Se davvero dobbiamo essere solidali con qualcuno, dobbiamo esserlo con quelle donne che DAVVERO hanno subito delle violenze inaudite e che si risolvono i loro problemi nell'ombra con coraggio e a testa bassa. A quelle donne dobbiamo insieme e nel silenzio dare il nostro aiuto. La VERA solidarieta' e' quella gratuita che si fa nell'ombra, non quella che ti da un tornaconto in termini di soldi e popolarita'!
Carissima Caterina Dileo, se davvero, come dice, vuole fare del bene a delle donne maltrattate, la invito a prestarsi come volontaria nelle varie associazioni che aiutano non solo le donne vittime di aggressioni, ma anche di quelli che sono vittime di abusi sessuali che sono sempre piu' frequenti nelle nostre citta'. Se dovesse aderire al mio appello, la prego lo faccia nel piu' assoluto riserbo e anonimato in modo da dimostrare davvero a se stessa che sta facendo qualcosa per qualcun altro e non per se stessa.
utente anonimo

#4   24 Gennaio 2009 - 16:43
 
tu hai detto:

ma sarebbe stata talmente scioccata e traumatizzata da non voler ne sentire ne vedere nessuno!

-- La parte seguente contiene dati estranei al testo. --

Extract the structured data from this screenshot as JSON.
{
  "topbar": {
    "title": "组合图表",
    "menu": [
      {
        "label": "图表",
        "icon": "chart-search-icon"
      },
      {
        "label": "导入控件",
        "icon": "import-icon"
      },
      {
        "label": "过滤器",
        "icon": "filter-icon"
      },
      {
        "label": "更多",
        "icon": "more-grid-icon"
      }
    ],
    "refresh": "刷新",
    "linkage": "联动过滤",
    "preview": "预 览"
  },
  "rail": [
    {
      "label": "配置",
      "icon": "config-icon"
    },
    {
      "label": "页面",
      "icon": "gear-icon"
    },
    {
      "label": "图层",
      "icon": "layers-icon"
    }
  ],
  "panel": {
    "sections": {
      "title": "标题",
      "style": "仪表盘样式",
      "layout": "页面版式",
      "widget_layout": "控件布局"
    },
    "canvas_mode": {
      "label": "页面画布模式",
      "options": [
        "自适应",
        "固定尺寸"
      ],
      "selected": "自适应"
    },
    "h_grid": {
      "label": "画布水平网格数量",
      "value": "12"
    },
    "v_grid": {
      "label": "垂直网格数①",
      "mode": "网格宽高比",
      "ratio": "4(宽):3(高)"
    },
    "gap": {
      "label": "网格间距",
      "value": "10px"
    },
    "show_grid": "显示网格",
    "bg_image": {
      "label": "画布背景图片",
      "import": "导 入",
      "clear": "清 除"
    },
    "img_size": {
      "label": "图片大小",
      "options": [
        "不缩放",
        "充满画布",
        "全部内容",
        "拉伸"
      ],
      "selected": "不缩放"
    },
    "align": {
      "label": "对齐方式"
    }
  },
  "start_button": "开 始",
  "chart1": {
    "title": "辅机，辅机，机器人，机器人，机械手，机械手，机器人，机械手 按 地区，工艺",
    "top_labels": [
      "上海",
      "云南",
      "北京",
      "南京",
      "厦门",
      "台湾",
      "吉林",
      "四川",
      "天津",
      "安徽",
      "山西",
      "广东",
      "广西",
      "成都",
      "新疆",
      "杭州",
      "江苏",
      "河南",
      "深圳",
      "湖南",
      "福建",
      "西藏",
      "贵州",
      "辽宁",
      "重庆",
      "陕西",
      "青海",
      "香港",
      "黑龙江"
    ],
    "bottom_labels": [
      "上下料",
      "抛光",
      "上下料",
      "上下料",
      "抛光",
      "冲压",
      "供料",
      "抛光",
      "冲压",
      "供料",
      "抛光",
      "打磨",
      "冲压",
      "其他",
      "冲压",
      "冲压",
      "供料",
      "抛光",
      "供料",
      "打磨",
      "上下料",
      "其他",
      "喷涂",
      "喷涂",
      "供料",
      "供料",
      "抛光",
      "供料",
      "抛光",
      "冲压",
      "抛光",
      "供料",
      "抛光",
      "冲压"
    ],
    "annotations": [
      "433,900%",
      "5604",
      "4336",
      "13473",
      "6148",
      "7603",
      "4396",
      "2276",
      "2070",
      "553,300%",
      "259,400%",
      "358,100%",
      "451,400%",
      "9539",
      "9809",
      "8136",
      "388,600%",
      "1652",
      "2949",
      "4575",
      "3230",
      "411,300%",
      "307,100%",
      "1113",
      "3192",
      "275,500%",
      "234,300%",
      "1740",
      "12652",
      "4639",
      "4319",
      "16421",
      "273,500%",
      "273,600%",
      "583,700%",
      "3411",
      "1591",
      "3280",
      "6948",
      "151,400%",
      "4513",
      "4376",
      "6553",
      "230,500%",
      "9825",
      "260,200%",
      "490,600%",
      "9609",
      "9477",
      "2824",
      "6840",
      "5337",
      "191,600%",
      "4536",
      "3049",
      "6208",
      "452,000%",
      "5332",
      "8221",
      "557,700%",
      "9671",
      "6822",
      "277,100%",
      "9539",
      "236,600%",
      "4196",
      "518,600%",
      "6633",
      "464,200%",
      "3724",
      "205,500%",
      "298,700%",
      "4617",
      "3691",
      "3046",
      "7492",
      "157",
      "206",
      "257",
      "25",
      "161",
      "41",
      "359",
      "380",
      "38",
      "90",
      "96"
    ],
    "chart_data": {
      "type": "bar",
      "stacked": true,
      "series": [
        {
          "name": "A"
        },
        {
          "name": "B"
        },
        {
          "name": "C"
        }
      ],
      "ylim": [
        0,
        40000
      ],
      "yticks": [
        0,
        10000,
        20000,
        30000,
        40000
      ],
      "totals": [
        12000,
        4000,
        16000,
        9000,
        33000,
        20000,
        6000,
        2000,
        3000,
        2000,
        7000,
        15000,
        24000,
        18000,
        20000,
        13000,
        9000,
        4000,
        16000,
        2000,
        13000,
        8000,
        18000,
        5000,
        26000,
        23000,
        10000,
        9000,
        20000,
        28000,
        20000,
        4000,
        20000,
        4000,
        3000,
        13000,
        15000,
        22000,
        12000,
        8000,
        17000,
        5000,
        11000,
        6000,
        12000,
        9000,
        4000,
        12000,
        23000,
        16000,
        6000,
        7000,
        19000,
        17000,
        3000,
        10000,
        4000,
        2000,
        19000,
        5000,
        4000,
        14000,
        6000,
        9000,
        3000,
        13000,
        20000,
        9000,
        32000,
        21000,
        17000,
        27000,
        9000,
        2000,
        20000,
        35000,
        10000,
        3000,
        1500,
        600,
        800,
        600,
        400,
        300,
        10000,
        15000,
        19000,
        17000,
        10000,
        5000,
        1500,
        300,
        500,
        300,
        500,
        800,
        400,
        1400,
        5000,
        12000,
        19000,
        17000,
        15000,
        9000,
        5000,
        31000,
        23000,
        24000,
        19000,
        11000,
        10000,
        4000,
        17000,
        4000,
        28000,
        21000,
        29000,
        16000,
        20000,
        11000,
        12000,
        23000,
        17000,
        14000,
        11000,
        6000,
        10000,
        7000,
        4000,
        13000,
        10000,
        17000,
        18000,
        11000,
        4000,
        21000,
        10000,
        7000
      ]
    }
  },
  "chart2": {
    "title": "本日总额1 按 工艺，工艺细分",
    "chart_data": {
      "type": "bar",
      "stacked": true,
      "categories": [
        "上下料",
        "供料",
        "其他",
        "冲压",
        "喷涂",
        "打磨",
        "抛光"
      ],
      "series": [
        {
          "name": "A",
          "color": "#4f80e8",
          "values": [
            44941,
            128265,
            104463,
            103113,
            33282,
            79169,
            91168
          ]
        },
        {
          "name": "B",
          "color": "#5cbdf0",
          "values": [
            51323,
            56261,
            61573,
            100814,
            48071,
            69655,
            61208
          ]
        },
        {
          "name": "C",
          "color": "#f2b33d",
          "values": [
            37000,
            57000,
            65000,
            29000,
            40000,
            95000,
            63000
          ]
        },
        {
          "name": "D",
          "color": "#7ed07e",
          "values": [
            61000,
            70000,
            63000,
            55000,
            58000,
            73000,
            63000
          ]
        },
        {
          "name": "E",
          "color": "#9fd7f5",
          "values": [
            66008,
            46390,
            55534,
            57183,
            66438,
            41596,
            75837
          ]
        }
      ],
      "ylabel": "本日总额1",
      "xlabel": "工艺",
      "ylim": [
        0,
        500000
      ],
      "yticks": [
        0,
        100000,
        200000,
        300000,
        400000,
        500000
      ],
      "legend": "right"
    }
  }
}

io non la conosco quindi non la giudico. tu pensi che una donna schoccata debba barricarsi in casa e non aver coraggio di parlare di quello che ha subito? come se lei fsse la colpevole. Lei è una donna coragigosa da quello che mi sembra che è riuscta a sdoganare lo stereotipo del silenzio. Io allora sono smepre piu' convinta che la società partriarcale ci vuole chiuder ein un silenzio desolante. E mi auguro che parli per ignoranza perchè nn hai sentito di donne che si sono suicidate xke hanno sempre nascosto o sono state uccise perchè non hanno avuto il coraggio di denunciare e allontanarsi da carnefice come la scoietà continua a imporci.